How To Save The Cluster Plan
If you’d like to know more about how you can save your cluster plan, read this article linked here.
How To Analyse The Impact Via The Cluster ADDM And Clusters Changes Report
The first part of the analysis starts on ‘Page 7’, which is the Store Composition Per Cluster. Here you can see the percentage of stores that make up all the clusters. This is the first graph that can tell you whether you should cluster or not. If you see that there is one specific cluster that makes up most of the stores, it might indicate that clustering isn’t necessary. If there is a more evenly split of the stores between clusters, that indicates a stronger reason to cluster. This shouldn’t be the only graph you take into consideration when deciding whether to cluster or not, but it is a good starting point.
When looking at ‘Page 9’ (Sales Display Hierarchy Contribution per Cluster), this indicates which clusters spend more money on specific sub categories. This can indicate whether the clusters have different spending habits, or not. You can click on a specific sub category to drill into it and gain more information on spending habits on segment level.

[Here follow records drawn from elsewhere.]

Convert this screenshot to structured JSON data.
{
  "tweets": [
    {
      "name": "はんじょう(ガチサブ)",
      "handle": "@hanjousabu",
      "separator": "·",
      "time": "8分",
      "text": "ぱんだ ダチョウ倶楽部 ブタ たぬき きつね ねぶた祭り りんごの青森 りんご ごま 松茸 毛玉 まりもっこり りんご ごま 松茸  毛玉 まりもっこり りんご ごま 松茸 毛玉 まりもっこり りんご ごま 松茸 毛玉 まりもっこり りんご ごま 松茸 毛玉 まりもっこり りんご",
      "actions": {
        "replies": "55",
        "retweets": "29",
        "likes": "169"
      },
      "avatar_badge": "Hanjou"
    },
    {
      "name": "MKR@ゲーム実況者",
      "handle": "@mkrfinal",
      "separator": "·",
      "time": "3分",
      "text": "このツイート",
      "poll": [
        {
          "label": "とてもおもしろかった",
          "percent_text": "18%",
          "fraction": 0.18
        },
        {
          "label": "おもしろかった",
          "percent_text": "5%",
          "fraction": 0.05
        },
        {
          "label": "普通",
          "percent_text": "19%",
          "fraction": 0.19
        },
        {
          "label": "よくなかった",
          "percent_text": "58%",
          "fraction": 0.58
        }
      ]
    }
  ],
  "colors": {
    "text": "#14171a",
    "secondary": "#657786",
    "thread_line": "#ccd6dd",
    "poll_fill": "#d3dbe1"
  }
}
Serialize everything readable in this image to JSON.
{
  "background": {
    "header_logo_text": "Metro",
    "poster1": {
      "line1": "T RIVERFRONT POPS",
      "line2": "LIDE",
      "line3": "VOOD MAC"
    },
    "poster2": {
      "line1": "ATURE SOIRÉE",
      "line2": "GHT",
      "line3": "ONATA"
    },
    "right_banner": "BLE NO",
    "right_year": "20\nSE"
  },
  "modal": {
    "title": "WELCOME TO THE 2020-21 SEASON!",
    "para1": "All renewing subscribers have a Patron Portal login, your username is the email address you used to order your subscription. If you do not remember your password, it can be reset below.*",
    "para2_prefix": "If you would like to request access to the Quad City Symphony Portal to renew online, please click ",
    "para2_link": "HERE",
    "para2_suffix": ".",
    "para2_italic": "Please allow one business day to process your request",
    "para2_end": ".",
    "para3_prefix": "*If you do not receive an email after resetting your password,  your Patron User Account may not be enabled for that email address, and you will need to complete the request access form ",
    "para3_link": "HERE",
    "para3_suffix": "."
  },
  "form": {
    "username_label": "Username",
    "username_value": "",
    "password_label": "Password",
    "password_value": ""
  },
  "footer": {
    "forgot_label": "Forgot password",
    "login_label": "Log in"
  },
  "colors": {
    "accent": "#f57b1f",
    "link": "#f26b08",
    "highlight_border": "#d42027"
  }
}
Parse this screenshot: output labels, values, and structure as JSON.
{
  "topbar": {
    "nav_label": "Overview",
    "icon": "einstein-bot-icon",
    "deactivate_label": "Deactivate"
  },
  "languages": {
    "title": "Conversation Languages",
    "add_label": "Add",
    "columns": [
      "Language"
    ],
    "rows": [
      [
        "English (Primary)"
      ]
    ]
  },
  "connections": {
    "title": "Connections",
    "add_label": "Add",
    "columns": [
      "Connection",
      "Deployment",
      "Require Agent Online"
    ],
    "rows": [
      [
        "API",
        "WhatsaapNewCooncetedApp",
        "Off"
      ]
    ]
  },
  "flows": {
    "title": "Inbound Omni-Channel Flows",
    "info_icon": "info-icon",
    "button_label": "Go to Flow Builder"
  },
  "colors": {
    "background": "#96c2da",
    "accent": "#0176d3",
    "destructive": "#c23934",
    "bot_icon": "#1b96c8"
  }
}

If the sub category level didn’t show clear differences between the clusters, drilling into segment level might show you the differences. You can then drill further into a segment to see how every brand in that segment performs in your different clusters. If you are clustering based on LSM, this is where your clusters will start showing more differences as some brands are more popular among premium clusters, and some brands are more popular among economy clusters. This graph is very useful in determining what your specific clusters like spending their money on and if there are any specific trends.
When looking at ‘Page 10’ (Units Display Hierarchy Contribution per Cluster), you can determine how your different clusters shop in terms of the quantities they buy. As with the previous page, you can drill into the different sub categories to see the difference in units purchased in your different clusters and see if there are any trends. This is more likely to be evenly spread if you cluster based on LSM, and more likely to be different if you cluster based on Store Size. Clusters based on LSM focus on the brand profile and price of segments, whereas clusters based on Store Size focus on having more SKUs per segment because their consumers buy more of it.
If you cluster based on LSM, ‘Page 12’ (Store Profile Composition per Cluster) will be a very useful graph in determining clustering. This graph indicates which stores (based on profile) fall in your specific clusters and if there is a clear difference in-store profile among clusters. This is such an important graph because it can assist you in deciding to cluster a category where the Average Linkage isn’t very high, but you can clearly see a difference in consumer habits based on store profile. On the other side, if there isn’t a clear difference between store profiles it might assist you in deciding not to cluster.
Lastly, ‘Page 13’ (Brand Profile Composition per Cluster) will assist you in analysing the different brand profiles in each cluster. Like the previous graph, this is a useful graph to use in determining what your clusters prefer. If you drill into every brand profile, you will be able to see what brands form part of this specific brand profile, and how much each cluster prefers this brand. You can analyse the sales, quantity and gross profit of every brand in each cluster. This graph will also be important when you get to ranging, as it will assist you in seeing if you should remove brands from a specific range in a specific cluster.
After analysing all the graphs mentioned above, along with the Silhouette Coefficient and Linkage Distance, you should be able to determine if it is necessary to cluster a category, or not.